The 1.1 million Australian mortgage holders who have taken out a home loan over the past 11 years have only seen interest rates head in one direction – until now. In May 2022, the Reserve Bank of Australia put the official cash rate up by 0.25% to 0.35%. With rates now tipped to slowly climb for the rest of the year (and possibly into 2023) a new generation of borrowers will need to get financially savvy to stay on top of repayments.
Where are interest rates heading?
After 18 consecutive cuts, the RBA dropped the official rate down to a record low of 0.1% in November 2020. Although many industry insiders knew a rate rise was on the cards, a short time ago, in late 2021, many forecasters, including the Governor of the RBA, anticipated there would be no rate movement up until at least 2023 or 2024.
But the cost of living in Australia is rising fast and with higher-than-expected inflation figures the RBA is now seeking to cool the economy by raising interest rates. Experts are now predicting at least four more hikes in 2022 and the RBA is expecting the cash rate to peak at 2.5% by the December quarter of 2023. While it will be a significant increase compared with the recent all-time low, it’s important to put this in perspective. It’s still well below the 3.5% rate of 10 years ago and dramatically lower than the 17.5% experienced in 1990.
How do rising interest rates impact my mortgage?
The recent change in the official cash rate (and subsequent increases by individual banks) highlights just how important it is to understand your cashflow and financial flexibility. It’s also a reminder to ensure your lending plans are based on reasonable borrowing and servicing capacity.
Instead of worrying about more rate rises on the horizon, it’s the perfect time to take stock of your current lending landscape. Whether you do it yourself or talk to a mortgage professional, carefully consider what rate you’re paying now, and how changes may impact your short-term and long-term needs. Consider your personal lending structure and how each of these factors could be impacted by future rate increases.

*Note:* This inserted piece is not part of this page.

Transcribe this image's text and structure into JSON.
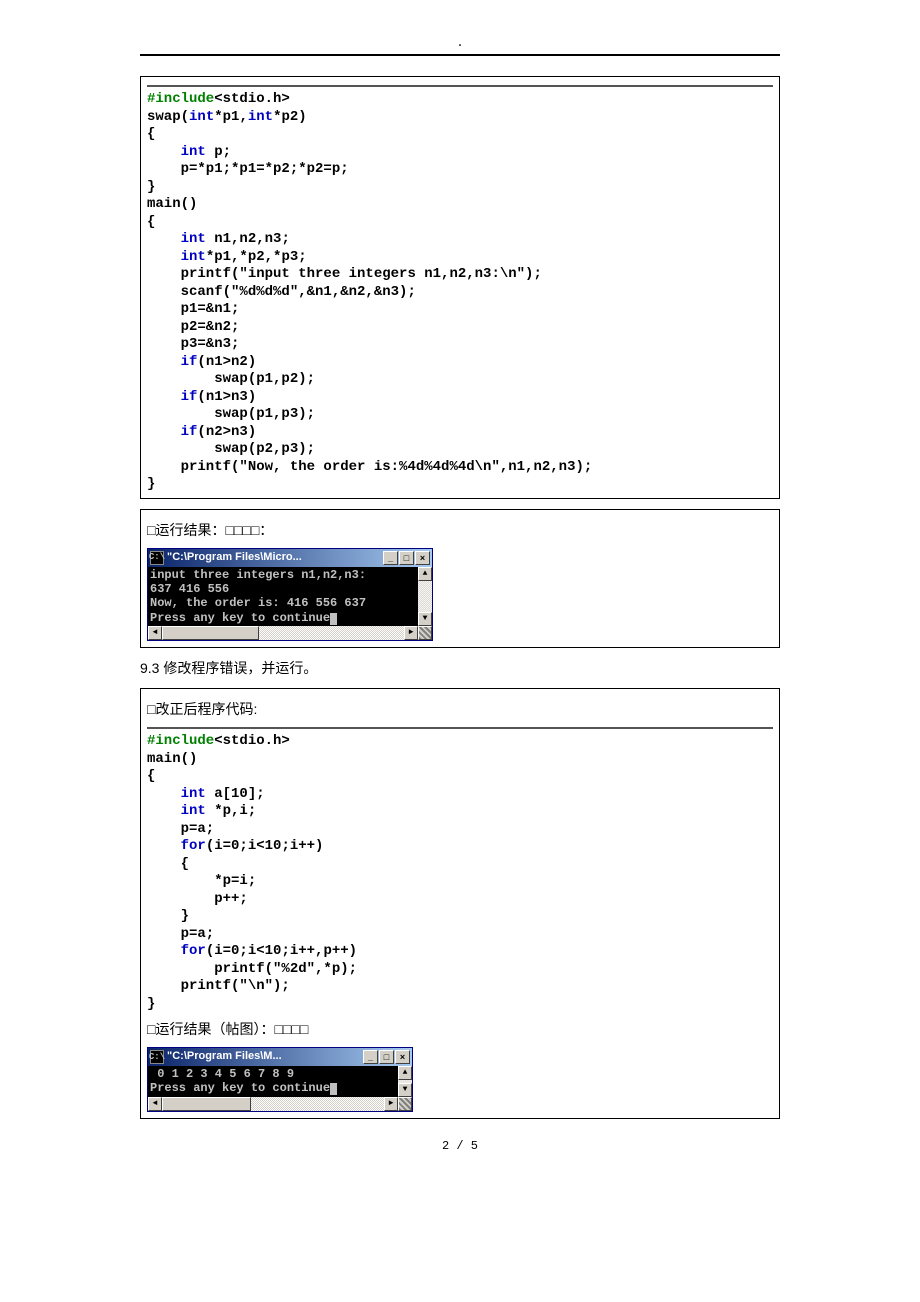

Owner occupiers and investors have different needs when it comes to mortgage structures. The deductibility or non-deductibility of a loan will have a significant impact on the strategy you adopt. An owner occupier may be focused on cashflow only, whereas an investor should seek a loan that compliments their cashflow, capital growth and tax strategy.
Many investors hold properties inside superannuation – with few lenders in this space, the lenders can become complacent, and rates can become uncompetitive. A lot of Investors also hold properties with lending tied to their owner occupier property or hold investment properties that were previously their home. When investing or changing the property purpose it is important to consider the loan structure.
No matter if you are an Owner occupier or Investor, when circumstances change but mortgages don’t, borrowers may find themselves paying more than required, or their lending structured in an inefficient way, costing them both money and opportunities.
How do I manage the rise in interest rates?
Mortgages might come with 20, 25 or 30-year loan terms, but that doesn’t mean the structure has to stay the same. Today’s home loans are relatively fluid and can be adjusted strategically to suit your needs. Working out the right structure – whether there is an offset facility, a variable rate, fixed rate or both (also known as a split loan), Principal and Interest or Interest Only – is something that can be discussed with your lender or broker to maximise your lending opportunity, reduce interest and tax exposure and improve cashflow.
Consider a home loan health check
As circumstances change, so should your mortgage. An annual home loan health check is a great way to find out if you’re paying too much, if you can get a better deal with your current lender or another institution.
Your finance broker can do a full home loan health check to discover if your mortgage is still as competitive as it should be and if it’s suited to your individual needs. A mortgage ‘health check’ shouldn’t cost you anything, but could save you thousands. If you continue to improve your home loan features and keep your annual fees and interest rate as low as possible, your repayments will be more manageable. Ultimately, a healthy mortgage means you could pay your loan faster or take out additional finance, consolidate other debts, borrow to renovate your dream home or even purchase an investment property.
During a home loan health check be sure to ask;
- Am I paying an unreasonably high interest rate?
- Are my fees too high?
- Am I getting the best service?
- Does my loan give me the features I need?
- Am I paying for features I don’t use?
- Have my financial circumstances changed?